From: The Alzheimer's disease β-secretase enzyme, BACE1

Figure 2

The intracellular trafficking of BACE1. (1) Following synthesis in the ER, pro-BACE1 traffics to the Golgi. Here, the propeptide is removed and BACE1 undergoes significant post-translational modifications. The trafficking and localization of BACE1 appear dependent on the ACDL motif, composed of DISLL residues, in its C-terminal tail.

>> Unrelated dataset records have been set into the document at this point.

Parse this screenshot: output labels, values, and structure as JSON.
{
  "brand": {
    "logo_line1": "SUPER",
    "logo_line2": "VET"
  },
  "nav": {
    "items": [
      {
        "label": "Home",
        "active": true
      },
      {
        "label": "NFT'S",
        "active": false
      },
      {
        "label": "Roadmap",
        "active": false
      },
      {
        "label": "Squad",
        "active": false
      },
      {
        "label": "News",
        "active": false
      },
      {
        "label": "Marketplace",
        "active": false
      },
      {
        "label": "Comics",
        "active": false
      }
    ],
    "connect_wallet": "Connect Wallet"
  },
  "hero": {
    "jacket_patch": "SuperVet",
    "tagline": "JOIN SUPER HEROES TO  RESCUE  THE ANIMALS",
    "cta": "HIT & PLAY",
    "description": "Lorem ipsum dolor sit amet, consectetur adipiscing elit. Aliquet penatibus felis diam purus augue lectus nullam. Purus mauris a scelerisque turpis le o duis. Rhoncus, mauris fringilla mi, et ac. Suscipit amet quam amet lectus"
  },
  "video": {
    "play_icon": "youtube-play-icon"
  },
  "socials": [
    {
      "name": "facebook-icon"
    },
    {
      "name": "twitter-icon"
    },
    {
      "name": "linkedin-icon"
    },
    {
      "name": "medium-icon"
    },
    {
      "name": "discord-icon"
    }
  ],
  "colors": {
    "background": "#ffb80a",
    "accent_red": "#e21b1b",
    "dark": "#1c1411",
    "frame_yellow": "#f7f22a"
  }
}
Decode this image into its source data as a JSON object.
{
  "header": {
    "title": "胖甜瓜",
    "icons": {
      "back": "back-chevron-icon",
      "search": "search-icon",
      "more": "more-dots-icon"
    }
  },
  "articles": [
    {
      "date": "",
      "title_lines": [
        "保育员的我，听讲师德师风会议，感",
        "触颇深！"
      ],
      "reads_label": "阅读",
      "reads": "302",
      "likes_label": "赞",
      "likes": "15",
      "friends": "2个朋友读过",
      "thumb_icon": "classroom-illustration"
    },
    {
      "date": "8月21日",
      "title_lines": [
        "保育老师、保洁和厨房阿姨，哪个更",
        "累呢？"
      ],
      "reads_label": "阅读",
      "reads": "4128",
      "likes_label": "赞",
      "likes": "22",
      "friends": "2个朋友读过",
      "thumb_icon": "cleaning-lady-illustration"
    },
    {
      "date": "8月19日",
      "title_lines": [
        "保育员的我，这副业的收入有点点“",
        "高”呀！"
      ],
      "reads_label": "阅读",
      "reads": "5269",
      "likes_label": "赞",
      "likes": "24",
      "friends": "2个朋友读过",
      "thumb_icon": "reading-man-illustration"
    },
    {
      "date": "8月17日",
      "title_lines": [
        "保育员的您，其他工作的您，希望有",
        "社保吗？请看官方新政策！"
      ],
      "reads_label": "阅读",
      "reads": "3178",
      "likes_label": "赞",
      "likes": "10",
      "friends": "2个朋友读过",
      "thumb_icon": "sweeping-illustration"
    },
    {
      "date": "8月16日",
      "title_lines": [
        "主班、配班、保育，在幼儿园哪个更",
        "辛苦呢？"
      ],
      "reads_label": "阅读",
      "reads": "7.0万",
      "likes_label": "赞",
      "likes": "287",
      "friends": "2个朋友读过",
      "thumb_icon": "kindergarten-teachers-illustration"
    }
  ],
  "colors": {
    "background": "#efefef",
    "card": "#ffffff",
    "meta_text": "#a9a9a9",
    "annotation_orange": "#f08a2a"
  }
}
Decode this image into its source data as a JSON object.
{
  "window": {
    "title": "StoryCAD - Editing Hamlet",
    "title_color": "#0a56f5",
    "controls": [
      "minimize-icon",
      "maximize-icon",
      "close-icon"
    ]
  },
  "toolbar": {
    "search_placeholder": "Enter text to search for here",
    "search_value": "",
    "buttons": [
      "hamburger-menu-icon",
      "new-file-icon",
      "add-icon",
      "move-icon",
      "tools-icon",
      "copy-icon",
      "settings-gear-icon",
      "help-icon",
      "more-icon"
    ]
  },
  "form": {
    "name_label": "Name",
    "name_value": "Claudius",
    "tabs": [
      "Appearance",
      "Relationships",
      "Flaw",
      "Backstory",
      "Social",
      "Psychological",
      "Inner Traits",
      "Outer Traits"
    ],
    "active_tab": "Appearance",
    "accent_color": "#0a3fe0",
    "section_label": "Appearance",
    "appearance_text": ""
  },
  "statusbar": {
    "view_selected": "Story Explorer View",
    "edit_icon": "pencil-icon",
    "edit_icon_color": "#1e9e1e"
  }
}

Importantly, phosphorylation of the serine 498 residue (S498) is important for binding of BACE1 to the GGA monomeric adaptor proteins which are implicated in the sorting of cargo between the TGN and endosomes and vice versa [127-131], in addition to the Golgi complex to the endosomes [130]. (2) BACE1 traffics to the plasma membrane and while the re-internalization of BACE1 from the cell surface appears to be independent of the phosphorylation state of S498 [131], it has been reported that the di-leucine residues are important for BACE1 endocytosis [126]. Non-phosphorylated BACE1 may recycle from the endosome back to the cell surface [131]. However, BACE1 phosphorylated at the S498 site interacts with GGA1 in the endosome and traffics back to the TGN [131], and (3) the interaction of phosphorylated BACE1 with GGA3 appears to direct BACE1 to the lysosome, where it is degraded [135]. In addition to S498 phosphorylation, the di-leucine residues are also important for the sorting of BACE1 into lysosomal compartments [140]. BACE1 is also degraded in the proteasome [133]. The precise subcellular localization (early verses late endosomes) of the BACE1-GGA complex requires determination, and while it appears likely that BACE1 can traffic from the TGN to the endosome directly, it remains to be demonstrated experimentally.